La Revue du Spectacle, le magazine des arts de la scène et du spectacle vivant. Infos théâtre, chanson, café-théâtre, cirque, arts de la rue, agenda, CD, etc.



Augmenter la taille du texte
Diminuer la taille du texte
Partager
Avignon 2017

•Avignon Off 2017• "Fausse Note"… Face à face entre passé et présent, entre bourreau et victime

"Fausse Note", Théâtre du Chien qui Fume, Avignon

Didier Caron signe ici un délicat face à face sur un sujet glissant qui aurait pu tomber dans le pathétisme ou le dogmatisme mais qui évite soigneusement ces écueils. L'ombre du passé visite un ancien nazi pour que soit révélée la vérité. Un sujet grave pour une pièce qui parvient à rester sur le fil de la comédie grâce à une structure narrative flirtant avec l'enquête policière.



© Franck Harscouët.
© Franck Harscouët.
C'est la deuxième rencontre de ces deux hommes. Ils avaient tous les deux dix-sept ans, la première fois qu'ils s'étaient rencontrés. Cela s'était passé en 1943 ou 44, dans l'Est de l'Allemagne, un camp, Birkenau peut-être. L'un était en uniforme vert-de-gris, l'autre en tenue de prisonnier. Et chacun accompagnait son père ce jour-là. Et chacun se souvient de manière cuisante ce qui s'est passé ce jour-là. Comme un jour qui décide de l'avenir de ces deux vies : pour l'un celle d'un bourreau, pour l'autre, victime.

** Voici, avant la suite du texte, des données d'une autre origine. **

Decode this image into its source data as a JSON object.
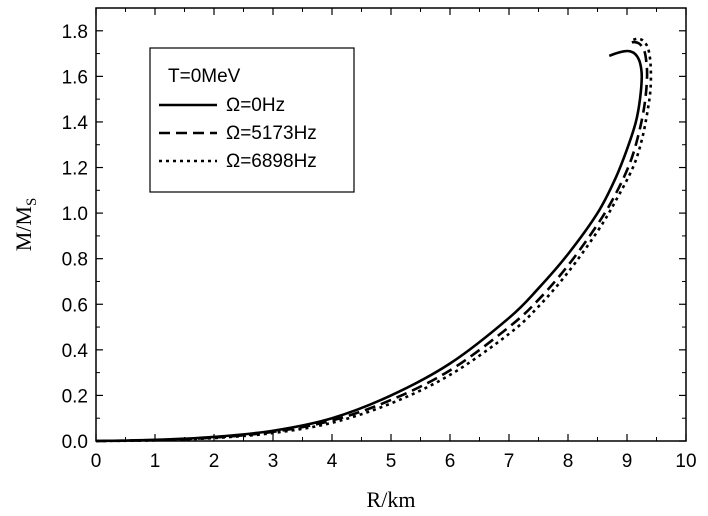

Il faut, pour ce genre de pièces à deux personnages, des ingrédients nécessaires qui sont un texte de valeur, une mise en scène claire et des interprètes convaincus par leurs personnages. Et convainquant. Christophe Malavoy et Tom Novembre sont ici habilement eux-mêmes dans les costumes préparés par Didier Caron. Ils ont tous deux amalgamé les personnages de papier avec leurs caractères, leurs sens du rythme, leurs dictions personnelles pour en faire des êtres absolument réels, incarnés, mais recréés avec les qualités propres des deux comédiens.

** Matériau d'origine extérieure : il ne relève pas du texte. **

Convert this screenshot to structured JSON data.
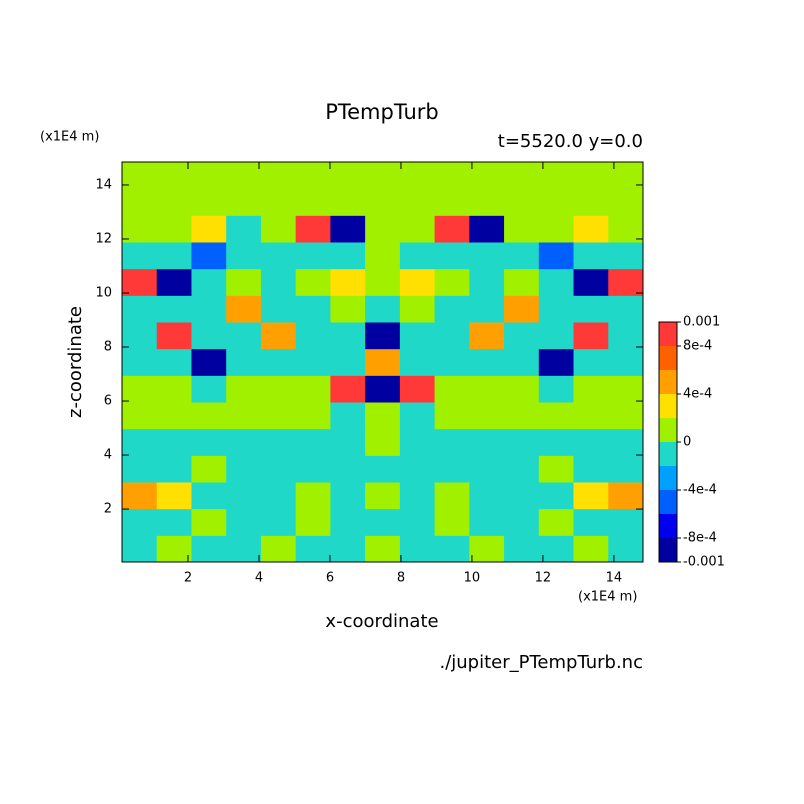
{
  "chart_data": {
    "type": "contour",
    "title": "PTempTurb",
    "subtitle": "t=5520.0 y=0.0",
    "xlabel": "x-coordinate",
    "ylabel": "z-coordinate",
    "x_units": "(x1E4 m)",
    "y_units": "(x1E4 m)",
    "source": "./jupiter_PTempTurb.nc",
    "xlim": [
      0.14,
      14.82
    ],
    "ylim": [
      0.04,
      14.85
    ],
    "xticks": [
      2,
      4,
      6,
      8,
      10,
      12,
      14
    ],
    "yticks": [
      2,
      4,
      6,
      8,
      10,
      12,
      14
    ],
    "levels": [
      -0.001,
      -0.0008,
      -0.0006,
      -0.0004,
      -0.0002,
      0,
      0.0002,
      0.0004,
      0.0006,
      0.0008,
      0.001
    ],
    "colors": [
      "#0000a0",
      "#0000f0",
      "#0060ff",
      "#00a0ff",
      "#20d8c8",
      "#a0f000",
      "#ffe000",
      "#ffa000",
      "#ff6000",
      "#ff3838"
    ],
    "cticks": [
      {
        "value": 0.001,
        "label": "0.001"
      },
      {
        "value": 0.0008,
        "label": "8e-4"
      },
      {
        "value": 0.0004,
        "label": "4e-4"
      },
      0,
      {
        "value": -0.0004,
        "label": "-4e-4"
      },
      {
        "value": -0.0008,
        "label": "-8e-4"
      },
      -0.001
    ],
    "z": [
      [
        -0.0001,
        0.0001,
        -0.0001,
        -0.0001,
        0.0001,
        -0.0001,
        -0.0001,
        0.0001,
        -0.0001,
        -0.0001,
        0.0001,
        -0.0001,
        -0.0001,
        0.0001,
        -0.0001
      ],
      [
        -0.0001,
        -0.0001,
        0.0001,
        -0.0001,
        -0.0001,
        0.0001,
        -0.0001,
        -0.0001,
        -0.0001,
        0.0001,
        -0.0001,
        -0.0001,
        0.0001,
        -0.0001,
        -0.0001
      ],
      [
        0.0005,
        0.0003,
        -0.0001,
        -0.0001,
        -0.0001,
        0.0001,
        -0.0001,
        0.0001,
        -0.0001,
        0.0001,
        -0.0001,
        -0.0001,
        -0.0001,
        0.0003,
        0.0005
      ],
      [
        -0.0001,
        -0.0001,
        0.0001,
        -0.0001,
        -0.0001,
        -0.0001,
        -0.0001,
        -0.0001,
        -0.0001,
        -0.0001,
        -0.0001,
        -0.0001,
        0.0001,
        -0.0001,
        -0.0001
      ],
      [
        -0.0001,
        -0.0001,
        -0.0001,
        -0.0001,
        -0.0001,
        -0.0001,
        -0.0001,
        0.0001,
        -0.0001,
        -0.0001,
        -0.0001,
        -0.0001,
        -0.0001,
        -0.0001,
        -0.0001
      ],
      [
        0.0001,
        0.0001,
        0.0001,
        0.0001,
        0.0001,
        0.0001,
        -0.0001,
        0.0001,
        -0.0001,
        0.0001,
        0.0001,
        0.0001,
        0.0001,
        0.0001,
        0.0001
      ],
      [
        0.0001,
        0.0001,
        -0.0001,
        0.0001,
        0.0001,
        0.0001,
        0.0009,
        -0.0009,
        0.0009,
        0.0001,
        0.0001,
        0.0001,
        -0.0001,
        0.0001,
        0.0001
      ],
      [
        -0.0001,
        -0.0001,
        -0.0009,
        -0.0001,
        -0.0001,
        -0.0001,
        -0.0001,
        0.0005,
        -0.0001,
        -0.0001,
        -0.0001,
        -0.0001,
        -0.0009,
        -0.0001,
        -0.0001
      ],
      [
        -0.0001,
        0.0009,
        -0.0001,
        -0.0001,
        0.0005,
        -0.0001,
        -0.0001,
        -0.0009,
        -0.0001,
        -0.0001,
        0.0005,
        -0.0001,
        -0.0001,
        0.0009,
        -0.0001
      ],
      [
        -0.0001,
        -0.0001,
        -0.0001,
        0.0005,
        -0.0001,
        -0.0001,
        0.0001,
        -0.0001,
        0.0001,
        -0.0001,
        -0.0001,
        0.0005,
        -0.0001,
        -0.0001,
        -0.0001
      ],
      [
        0.0009,
        -0.0009,
        -0.0001,
        0.0001,
        -0.0001,
        0.0001,
        0.0003,
        0.0001,
        0.0003,
        0.0001,
        -0.0001,
        0.0001,
        -0.0001,
        -0.0009,
        0.0009
      ],
      [
        -0.0001,
        -0.0001,
        -0.0005,
        -0.0001,
        -0.0001,
        -0.0001,
        -0.0001,
        0.0001,
        -0.0001,
        -0.0001,
        -0.0001,
        -0.0001,
        -0.0005,
        -0.0001,
        -0.0001
      ],
      [
        0.0001,
        0.0001,
        0.0003,
        -0.0001,
        0.0001,
        0.0009,
        -0.0009,
        0.0001,
        0.0001,
        0.0009,
        -0.0009,
        0.0001,
        0.0001,
        0.0003,
        0.0001
      ],
      [
        0.0001,
        0.0001,
        0.0001,
        0.0001,
        0.0001,
        0.0001,
        0.0001,
        0.0001,
        0.0001,
        0.0001,
        0.0001,
        0.0001,
        0.0001,
        0.0001,
        0.0001
      ],
      [
        0.0001,
        0.0001,
        0.0001,
        0.0001,
        0.0001,
        0.0001,
        0.0001,
        0.0001,
        0.0001,
        0.0001,
        0.0001,
        0.0001,
        0.0001,
        0.0001,
        0.0001
      ]
    ]
  }
}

Et c'est là l'essentiel dans ce face à face toxique. Le reste du spectacle est lui aussi d'une grande précision. Une mise en scène distinguée dans un décor très stylisé, et une dynamique de scènes qui n'oublie pas le cocasse, le drôle, malgré le drame qui fait le fond de cette histoire. Qui en fait aussi le sel.

© Franck Harscouët.
© Franck Harscouët.
Une trame qui semble pourtant classique, récurrente dans le théâtre, le cinéma ou la littérature : un fantôme qui revient d'un passé que l'on a occulté, caché, oublié soi-même. Un fantôme qui réapparaît pour dévoiler la vérité, pour demander des comptes, voire pour se venger. Tel est le fil conducteur qui mène l'intrigue avec un danger persistant, angoissant et une résistance toute aussi prenante des protagonistes avalés par cette machine à remonter le temps.

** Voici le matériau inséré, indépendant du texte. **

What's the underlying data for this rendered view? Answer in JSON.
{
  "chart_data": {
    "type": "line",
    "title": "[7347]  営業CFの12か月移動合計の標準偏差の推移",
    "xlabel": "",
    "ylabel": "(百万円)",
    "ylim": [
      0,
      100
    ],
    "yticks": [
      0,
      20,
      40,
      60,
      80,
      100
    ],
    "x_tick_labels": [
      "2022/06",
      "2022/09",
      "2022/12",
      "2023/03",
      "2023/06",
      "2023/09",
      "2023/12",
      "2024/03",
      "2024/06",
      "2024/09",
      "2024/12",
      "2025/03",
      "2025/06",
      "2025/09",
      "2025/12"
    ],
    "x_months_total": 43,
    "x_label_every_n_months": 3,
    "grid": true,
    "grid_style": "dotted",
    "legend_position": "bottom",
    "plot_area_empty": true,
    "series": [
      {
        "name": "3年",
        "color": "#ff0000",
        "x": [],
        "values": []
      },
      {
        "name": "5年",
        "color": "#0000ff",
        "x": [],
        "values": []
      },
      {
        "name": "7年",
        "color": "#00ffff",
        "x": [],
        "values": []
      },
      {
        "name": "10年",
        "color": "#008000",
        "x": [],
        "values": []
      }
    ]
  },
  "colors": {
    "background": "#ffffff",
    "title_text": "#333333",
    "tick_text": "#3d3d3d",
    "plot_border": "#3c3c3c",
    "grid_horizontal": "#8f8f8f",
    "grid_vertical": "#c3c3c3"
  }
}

Remonter le temps, quarante ou cinquante ans plus tard… Pour rappeler ce jour du drame qui décida de leurs deux vies. Pour ne pas oublier. Pour tenter aussi de se libérer de cette malédiction qui a dirigé leurs existences. À ce jeu, Didier Caron tente d'égaliser les dommages entre victimes et bourreau. Son projet n'est pas la mémoire - même si son histoire y puise tous ses éléments dramatiques. Il trace plutôt les portraits de l'héritage, des fils, des ceux pour qui les pères ont été, soit par leurs qualités, soit par leurs sauvageries, des références inévitables. Et c'est une vraie belle interrogation que de poser ces questionnements sur une scène.

La mise en scène partagée avec Christophe Luthringer est nette, inventive, elle parvient à suggérer les images et à transporter dans le temps et dans l'espace ce drame qui se déroule pourtant en temps réel. Et c'est aussi cette particularité qui suscite et aiguise l'attention : le temps réel de la représentation égale le temps du drame, et tient en haleine jusqu'au terme.

"Fausse Note"

© Franck Harscouët.
© Franck Harscouët.
Texte : Didier Caron.
Mise en scène : Didier Caron et Christophe Luthringer.
Assistante mise en scène : Isabelle Brannens.
Avec : Christophe Malavoy et Tom Novembre
Lumières : Florent Barnaud.
Décor : Marius Strasser.
Costumes : Christine Chauvey.
Son : Franck Gervais.
Durée : 1 h 40.

•Avignon Off 2017•
Du 7 au 30 juillet 2017.
Tous les jours à 14 h 05.
Théâtre du Chien qui Fume,
75, rue des Teinturiers, Avignon.
Réservations : 04 90 85 25 87.

Du 21 septembre 2017 au 7 janvier 2018.
Du jeudi au samedi à 21 h, samedi à 16 h 30 et dimanche à 16 h.
Théâtre Michel, Paris 8e, 01 42 65 35 02.
>> theatre-michel.fr

Bruno Fougniès
Vendredi 11 Août 2017

Nouveau commentaire :

Théâtre | Danse | Concerts & Lyrique | À l'affiche | À l'affiche bis | Cirque & Rue | Humour | Festivals | Pitchouns | Paroles & Musique | Avignon 2017 | Avignon 2018 | Avignon 2019 | CédéDévédé | Trib'Une | RV du Jour | Pièce du boucher | Coulisses & Cie | Coin de l’œil | Archives | Avignon 2021 | Avignon 2022










À découvrir

"Salle des Fêtes" Des territoires aux terroirs, Baptiste Amann arpente la nature humaine

Après le choc de sa trilogie "Des Territoires", dont les trois volets furent présentés en un seul bloc de sept heures à Avignon lors du Festival In de 2021, le metteur en scène se tourne vers un autre habitat. Abandonnant le pavillon de banlieue où vivait la fratrie de ses créations précédentes, il dirige sa recherche d'humanités dans une salle des fêtes, lieu protéiforme où se retrouvent les habitants d'un village. Toujours convaincu que seul ce qui fait communauté peut servir de viatique à la traversée de l'existence.

© Pierre Planchenault.
Si, dans "La vie mode d'emploi", Georges Perec avait imaginé l'existence des habitants d'un bâtiment haussmannien dont il aurait retiré la façade à un instant T, Baptiste Amann nous immerge dans la réalité auto-fictionnelle d'une communauté villageoise réunie à l'occasion de quatre événements rythmant les quatre saisons d'une année. Au fil de ces rendez-vous, ce sont les aspirations de chacun qui se confrontent à la réalité - la leur et celle des autres - révélant, au sens argentique d'une pellicule que l'on développe, des aspérités insoupçonnées.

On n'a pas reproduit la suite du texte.